WOMEN, EMANCIPATION AND LITERATURE
The Papers of Harriet Martineau, 1802-1876, from Birmingham University Library
Author, journalist, social commentator and leading feminist intellectual, the full range of Harriet Martineau's many achievements is documented in this project.
- Nineteenth Century Literature - in addition to her own manuscript prose and poetry, there are letters to and from Charlotte Brontë, Charles Dickens, Elizabeth Gaskell, Harriet Beecher Stowe and others.
- The campaign for the abolition of slavery was one of her major concerns and there is correspondence with John Anderson, a fugitive slave from Missouri, Henry Brougham and William Lloyd Garrison.
- Travels in America - these are described both in her correspondence with Daniel Webster, Andrew Jackson, Margaret Fuller and others and in her manuscript Autobiography.
- Journalism and Publishing - this is a wonderful source for those wishing to understand the machinations of 19th journalism. There are long correspondence sequences with editors and proprietors discussing the culture and commerce of publishing.

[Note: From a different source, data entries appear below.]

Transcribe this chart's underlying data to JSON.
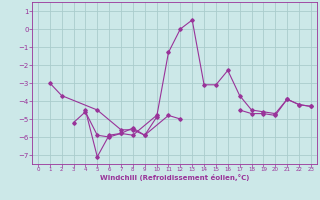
{
  "xlabel": "Windchill (Refroidissement éolien,°C)",
  "bg_color": "#cce8e8",
  "grid_color": "#aacccc",
  "line_color": "#993399",
  "xlim": [
    -0.5,
    23.5
  ],
  "ylim": [
    -7.5,
    1.5
  ],
  "yticks": [
    1,
    0,
    -1,
    -2,
    -3,
    -4,
    -5,
    -6,
    -7
  ],
  "xticks": [
    0,
    1,
    2,
    3,
    4,
    5,
    6,
    7,
    8,
    9,
    10,
    11,
    12,
    13,
    14,
    15,
    16,
    17,
    18,
    19,
    20,
    21,
    22,
    23
  ],
  "series": [
    [
      1,
      -3.0,
      2,
      -3.7,
      3,
      null,
      4,
      null,
      5,
      -4.5,
      6,
      null,
      7,
      -5.6,
      8,
      -5.6,
      9,
      -5.9,
      10,
      null,
      11,
      -4.8,
      12,
      -5.0,
      13,
      null,
      14,
      null,
      15,
      null,
      16,
      null,
      17,
      null,
      18,
      null,
      19,
      null,
      20,
      null,
      21,
      null,
      22,
      null,
      23,
      null
    ],
    [
      1,
      null,
      2,
      null,
      3,
      -5.2,
      4,
      -4.6,
      5,
      -5.9,
      6,
      -6.0,
      7,
      -5.8,
      8,
      -5.9,
      9,
      null,
      10,
      -4.8,
      11,
      null,
      12,
      null,
      13,
      null,
      14,
      null,
      15,
      null,
      16,
      null,
      17,
      null,
      18,
      null,
      19,
      null,
      20,
      null,
      21,
      null,
      22,
      null,
      23,
      null
    ],
    [
      1,
      null,
      2,
      null,
      3,
      null,
      4,
      -4.5,
      5,
      -7.1,
      6,
      -5.9,
      7,
      -5.8,
      8,
      -5.5,
      9,
      -5.9,
      10,
      -4.9,
      11,
      -1.3,
      12,
      0.0,
      13,
      0.5,
      14,
      -3.1,
      15,
      -3.1,
      16,
      -2.3,
      17,
      -3.7,
      18,
      -4.5,
      19,
      -4.6,
      20,
      -4.7,
      21,
      -3.9,
      22,
      -4.2,
      23,
      -4.3
    ],
    [
      1,
      null,
      2,
      null,
      3,
      null,
      4,
      null,
      5,
      null,
      6,
      null,
      7,
      null,
      8,
      null,
      9,
      null,
      10,
      null,
      11,
      null,
      12,
      null,
      13,
      null,
      14,
      null,
      15,
      null,
      16,
      null,
      17,
      -4.5,
      18,
      -4.7,
      19,
      -4.7,
      20,
      -4.8,
      21,
      -3.9,
      22,
      -4.2,
      23,
      -4.3
    ]
  ],
  "series2": [
    {
      "x": [
        1,
        2,
        5,
        7,
        8,
        9,
        11,
        12
      ],
      "y": [
        -3.0,
        -3.7,
        -4.5,
        -5.6,
        -5.6,
        -5.9,
        -4.8,
        -5.0
      ]
    },
    {
      "x": [
        3,
        4,
        5,
        6,
        7,
        8,
        10
      ],
      "y": [
        -5.2,
        -4.6,
        -5.9,
        -6.0,
        -5.8,
        -5.9,
        -4.8
      ]
    },
    {
      "x": [
        4,
        5,
        6,
        7,
        8,
        9,
        10,
        11,
        12,
        13,
        14,
        15,
        16,
        17,
        18,
        19,
        20,
        21,
        22,
        23
      ],
      "y": [
        -4.5,
        -7.1,
        -5.9,
        -5.8,
        -5.5,
        -5.9,
        -4.9,
        -1.3,
        0.0,
        0.5,
        -3.1,
        -3.1,
        -2.3,
        -3.7,
        -4.5,
        -4.6,
        -4.7,
        -3.9,
        -4.2,
        -4.3
      ]
    },
    {
      "x": [
        17,
        18,
        19,
        20,
        21,
        22,
        23
      ],
      "y": [
        -4.5,
        -4.7,
        -4.7,
        -4.8,
        -3.9,
        -4.2,
        -4.3
      ]
    }
  ]
}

- Victorian Poverty and Philanthropy - this was also one of her life-long concerns and she did much to draw attention to the poorer members of society. The collection includes her correspondence with Anthony Ashley Cooper and others.
William Lloyd Garrison praised her "intellectual strength, solid understanding, conscientious integrity, fearless independence of thought and expression, courageous 'heretical' non-conformity, far-reaching humanity, intuitional grasp, varied knowledge and literary fertility" - this project enables us to better understand her capabilities, achievements and influence.